Pular para o conteúdo principal

Questão de Direito Constitucional — Organização Político-Administrativa do Estado — CESPE / CEBRASPE 2025

Direito ConstitucionalOrganização Político-Administrativa do Estado
Código
ce218449
Banca
CESPE / CEBRASPE
Órgão
TJ-PA
Ano
2025
Nível
Superior
Cargo
Oficial de Justiça Avaliador
A respeito da organização político-administrativa do Estado brasileiro, julgue o próximo item.As competências legislativas residuais dos estados-membros, embora configurem regra geral de atribuição por exclusão conforme a CF, abrangem a possibilidade de os estados legislarem sobre direito civil, penal e processual nas lacunas da legislação federal, desde que demonstrados o interesse regional predominante e a ausência de normatização federal específica sobre o tema.
  1. CCerto
  2. EErrado
Revelar gabarito e comentário

GabaritoE — Errado

Comentário gerado por IA. É um apoio ao estudo, ancorado em fontes, mas pode conter imprecisões — confira sempre na fonte oficial (lei, súmula, edital e gabarito da banca). Encontrou um erro? Use “Reportar”.

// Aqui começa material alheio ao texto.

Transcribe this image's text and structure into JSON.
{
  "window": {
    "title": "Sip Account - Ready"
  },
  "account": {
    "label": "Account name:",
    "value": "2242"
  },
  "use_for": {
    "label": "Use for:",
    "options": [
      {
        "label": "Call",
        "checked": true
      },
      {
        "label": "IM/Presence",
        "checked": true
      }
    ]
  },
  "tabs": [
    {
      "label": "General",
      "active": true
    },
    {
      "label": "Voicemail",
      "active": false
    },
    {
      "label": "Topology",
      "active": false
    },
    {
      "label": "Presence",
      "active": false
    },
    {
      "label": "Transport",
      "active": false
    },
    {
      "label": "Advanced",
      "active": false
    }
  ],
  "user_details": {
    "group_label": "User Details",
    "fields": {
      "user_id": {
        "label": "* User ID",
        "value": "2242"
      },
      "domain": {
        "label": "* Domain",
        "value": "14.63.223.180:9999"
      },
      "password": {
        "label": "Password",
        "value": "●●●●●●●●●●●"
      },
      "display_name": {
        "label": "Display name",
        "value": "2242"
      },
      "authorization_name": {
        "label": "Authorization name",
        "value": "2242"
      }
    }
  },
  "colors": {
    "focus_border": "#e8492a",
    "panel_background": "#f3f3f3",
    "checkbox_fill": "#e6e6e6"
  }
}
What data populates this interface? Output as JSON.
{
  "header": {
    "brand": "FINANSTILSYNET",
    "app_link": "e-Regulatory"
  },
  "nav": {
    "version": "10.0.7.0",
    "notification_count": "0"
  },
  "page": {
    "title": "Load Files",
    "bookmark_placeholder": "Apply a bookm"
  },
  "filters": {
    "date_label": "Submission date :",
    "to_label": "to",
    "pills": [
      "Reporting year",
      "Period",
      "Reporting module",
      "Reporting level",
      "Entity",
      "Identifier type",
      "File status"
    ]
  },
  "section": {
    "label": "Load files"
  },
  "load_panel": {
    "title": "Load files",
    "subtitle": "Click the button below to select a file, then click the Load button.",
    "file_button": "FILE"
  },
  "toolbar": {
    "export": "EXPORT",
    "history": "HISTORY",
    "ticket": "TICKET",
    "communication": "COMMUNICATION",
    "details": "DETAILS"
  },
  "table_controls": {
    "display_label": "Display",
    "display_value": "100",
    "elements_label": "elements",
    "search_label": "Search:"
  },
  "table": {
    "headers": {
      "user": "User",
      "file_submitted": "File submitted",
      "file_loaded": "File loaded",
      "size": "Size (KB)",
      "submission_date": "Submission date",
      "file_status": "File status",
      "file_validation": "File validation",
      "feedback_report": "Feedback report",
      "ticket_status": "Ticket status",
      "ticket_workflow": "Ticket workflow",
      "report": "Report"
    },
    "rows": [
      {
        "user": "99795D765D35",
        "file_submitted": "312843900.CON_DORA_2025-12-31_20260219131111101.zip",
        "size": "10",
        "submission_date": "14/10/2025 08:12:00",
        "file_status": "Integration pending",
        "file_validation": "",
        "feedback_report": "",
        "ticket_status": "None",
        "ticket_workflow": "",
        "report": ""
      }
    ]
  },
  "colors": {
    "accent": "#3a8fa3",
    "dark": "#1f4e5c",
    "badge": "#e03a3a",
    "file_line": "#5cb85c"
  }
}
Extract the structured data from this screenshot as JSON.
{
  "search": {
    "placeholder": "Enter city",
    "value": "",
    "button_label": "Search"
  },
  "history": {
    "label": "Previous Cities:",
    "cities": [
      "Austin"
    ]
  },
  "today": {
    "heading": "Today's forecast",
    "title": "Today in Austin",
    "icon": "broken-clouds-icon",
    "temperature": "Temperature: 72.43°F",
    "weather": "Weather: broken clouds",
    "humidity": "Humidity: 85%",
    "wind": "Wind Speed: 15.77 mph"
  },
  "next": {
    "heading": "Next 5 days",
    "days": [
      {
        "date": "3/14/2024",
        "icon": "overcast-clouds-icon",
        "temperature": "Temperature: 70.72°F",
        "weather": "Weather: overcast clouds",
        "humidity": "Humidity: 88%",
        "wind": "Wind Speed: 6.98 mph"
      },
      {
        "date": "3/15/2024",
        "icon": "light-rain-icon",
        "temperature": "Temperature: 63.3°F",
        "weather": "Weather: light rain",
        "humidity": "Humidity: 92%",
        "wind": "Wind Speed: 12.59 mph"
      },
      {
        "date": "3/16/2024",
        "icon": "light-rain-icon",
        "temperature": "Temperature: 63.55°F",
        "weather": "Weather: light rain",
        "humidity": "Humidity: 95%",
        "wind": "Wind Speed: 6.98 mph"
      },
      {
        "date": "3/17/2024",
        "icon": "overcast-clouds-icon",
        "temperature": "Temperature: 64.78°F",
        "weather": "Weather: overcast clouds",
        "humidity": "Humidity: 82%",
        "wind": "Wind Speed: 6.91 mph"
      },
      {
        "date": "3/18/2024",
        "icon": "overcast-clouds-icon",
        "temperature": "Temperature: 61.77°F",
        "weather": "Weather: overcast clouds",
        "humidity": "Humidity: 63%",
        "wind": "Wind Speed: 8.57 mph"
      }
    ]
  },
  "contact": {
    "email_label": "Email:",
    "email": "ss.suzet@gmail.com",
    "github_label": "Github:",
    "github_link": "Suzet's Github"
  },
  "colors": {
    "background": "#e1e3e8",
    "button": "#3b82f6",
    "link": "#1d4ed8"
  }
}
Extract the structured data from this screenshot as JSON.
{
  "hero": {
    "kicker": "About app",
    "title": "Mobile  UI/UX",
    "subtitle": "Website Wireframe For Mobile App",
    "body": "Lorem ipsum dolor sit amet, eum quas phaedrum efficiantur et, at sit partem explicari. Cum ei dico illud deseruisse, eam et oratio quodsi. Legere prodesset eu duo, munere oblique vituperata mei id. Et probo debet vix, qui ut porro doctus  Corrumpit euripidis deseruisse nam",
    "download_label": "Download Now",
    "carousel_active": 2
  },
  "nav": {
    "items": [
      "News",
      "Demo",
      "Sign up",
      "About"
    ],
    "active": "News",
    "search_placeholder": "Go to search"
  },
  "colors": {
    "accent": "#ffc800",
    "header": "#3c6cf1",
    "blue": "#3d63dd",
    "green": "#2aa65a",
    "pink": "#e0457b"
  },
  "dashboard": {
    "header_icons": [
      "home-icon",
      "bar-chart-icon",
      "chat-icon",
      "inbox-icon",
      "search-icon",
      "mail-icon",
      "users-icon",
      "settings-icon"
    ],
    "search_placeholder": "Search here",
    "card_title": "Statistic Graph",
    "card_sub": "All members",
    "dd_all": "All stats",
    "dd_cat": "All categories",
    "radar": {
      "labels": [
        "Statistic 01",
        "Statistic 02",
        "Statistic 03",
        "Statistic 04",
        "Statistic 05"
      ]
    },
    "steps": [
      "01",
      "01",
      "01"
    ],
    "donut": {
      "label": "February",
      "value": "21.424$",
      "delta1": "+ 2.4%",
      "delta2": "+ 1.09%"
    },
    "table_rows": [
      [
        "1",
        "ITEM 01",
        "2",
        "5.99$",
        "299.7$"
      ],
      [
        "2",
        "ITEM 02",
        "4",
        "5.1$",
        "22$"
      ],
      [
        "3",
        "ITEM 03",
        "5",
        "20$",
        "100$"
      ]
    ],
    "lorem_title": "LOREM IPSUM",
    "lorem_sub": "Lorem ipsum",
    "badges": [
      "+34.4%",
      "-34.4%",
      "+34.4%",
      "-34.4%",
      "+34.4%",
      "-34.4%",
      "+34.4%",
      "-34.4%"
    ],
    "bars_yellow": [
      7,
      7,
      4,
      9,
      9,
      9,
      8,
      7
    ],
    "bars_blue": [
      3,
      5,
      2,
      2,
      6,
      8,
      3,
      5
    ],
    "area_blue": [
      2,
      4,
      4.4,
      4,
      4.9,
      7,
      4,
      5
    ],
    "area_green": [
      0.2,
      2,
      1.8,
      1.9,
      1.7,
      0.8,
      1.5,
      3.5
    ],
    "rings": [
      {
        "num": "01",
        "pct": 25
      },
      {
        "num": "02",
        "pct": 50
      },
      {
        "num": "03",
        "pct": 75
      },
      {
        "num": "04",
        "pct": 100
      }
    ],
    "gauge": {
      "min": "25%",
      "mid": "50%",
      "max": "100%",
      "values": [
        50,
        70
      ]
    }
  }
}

Organização Político-Administrativa do Estado – Competências Legislativas

Gabarito: ✅ ERRADO (item E). A assertiva erra ao afirmar que os estados podem legislar sobre direito civil, penal e processual com base na competência residual. Essas matérias são de competência privativa da União (art. 22, I, CF), não podendo ser exercidas pelos estados, nem mesmo a título residual. A competência residual dos estados (art. 25, §1º, CF) abrange apenas as matérias que não são atribuídas à União nem aos municípios.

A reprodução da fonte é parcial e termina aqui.